New immigration checks risk having a "detrimental effect" on Scotland's ability to attract cruise ships to its shores, a Nationalist MSP has claimed.
Stuart McMillan has contacted UK immigration minister Mark Harper to raise his concerns about the new rules, which will require all passengers to undergo face-to-face checks if their itinerary includes a British port.
Mr McMillan, convener of the Scottish Parliament's cross-party group on recreational boating and marine tourism, said: "I have heard passengers have faced lengthy delays as a result of this system which is having a detrimental effect on the industry in Scotland," he said.
He raised the issue after being contacted by Richard Alexander, chairman of Cruise Scotland which promotes Scottish ports as a destination for cruise ships.
In a letter to the West of Scotland MSP, Mr Alexander said a number of cruise lines "have already expressed extreme dissatisfaction" over the requirement to have face-to-document checks.
Cruise ships are said to have brought 379,955 people to Scotland's shores last year, up 19% on 2011, and contributed an estimated £41.2m to the Scottish economy.

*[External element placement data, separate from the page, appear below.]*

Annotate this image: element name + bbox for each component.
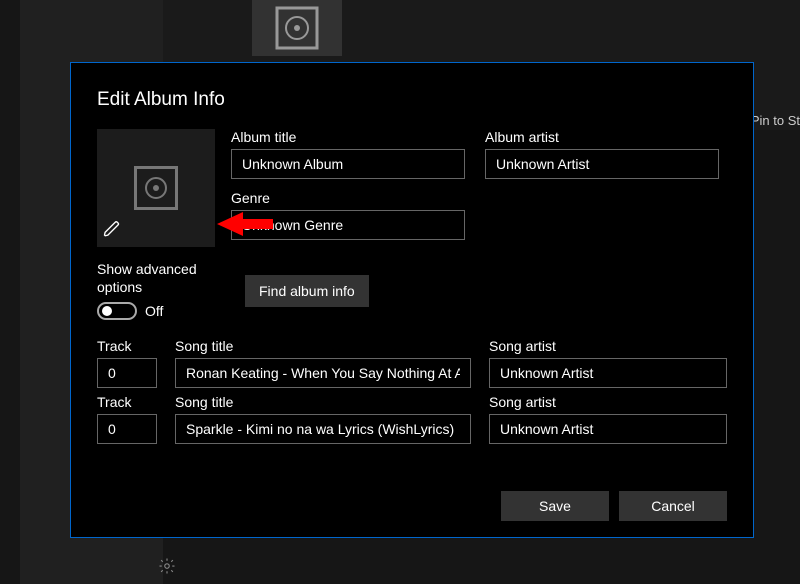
song-title-input[interactable] [175,414,471,444]
track-label: Track [97,338,157,354]
background-album-art [252,0,342,56]
album-art-placeholder-icon [134,166,178,210]
edit-album-info-dialog: Edit Album Info Album title [70,62,754,538]
show-advanced-label: Show advanced options [97,261,215,296]
settings-gear-icon[interactable] [158,557,176,578]
song-title-label: Song title [175,394,471,410]
genre-input[interactable] [231,210,465,240]
song-artist-input[interactable] [489,358,727,388]
track-number-input[interactable] [97,358,157,388]
show-advanced-state: Off [145,303,163,319]
cancel-button[interactable]: Cancel [619,491,727,521]
album-artist-input[interactable] [485,149,719,179]
song-title-input[interactable] [175,358,471,388]
save-button[interactable]: Save [501,491,609,521]
album-icon [275,6,319,50]
track-number-input[interactable] [97,414,157,444]
song-artist-label: Song artist [489,338,727,354]
find-album-info-button[interactable]: Find album info [245,275,369,307]
album-title-input[interactable] [231,149,465,179]
album-art-box [97,129,215,247]
album-artist-label: Album artist [485,129,719,145]
pin-to-start-label: Pin to St [751,113,800,128]
genre-label: Genre [231,190,465,206]
song-artist-label: Song artist [489,394,727,410]
show-advanced-toggle[interactable] [97,302,137,320]
album-title-label: Album title [231,129,465,145]
edit-art-pencil-icon[interactable] [103,220,121,241]
song-artist-input[interactable] [489,414,727,444]
song-title-label: Song title [175,338,471,354]
track-label: Track [97,394,157,410]
dialog-title: Edit Album Info [97,89,727,111]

"At a time when cruise lines are already facing increasing operational costs, this is effectively a new tax on their operations. They have also indicated that this will make the UK uncompetitive and unappealing and act as a deterrent for ships to call at UK ports," Mr Alexander wrote.
Mr McMillan said: "Serious concerns have been raised about the UK Government's immigration checks for cruise ship passengers that cannot be ignored.
"I have written to Mr Harper to ask for clarity on how these rules are affecting Scotland as the voices from the industry say it is hugely negative and must be changed before it is too late.
"We must do everything we reasonably can to promote and sustain this vital industry."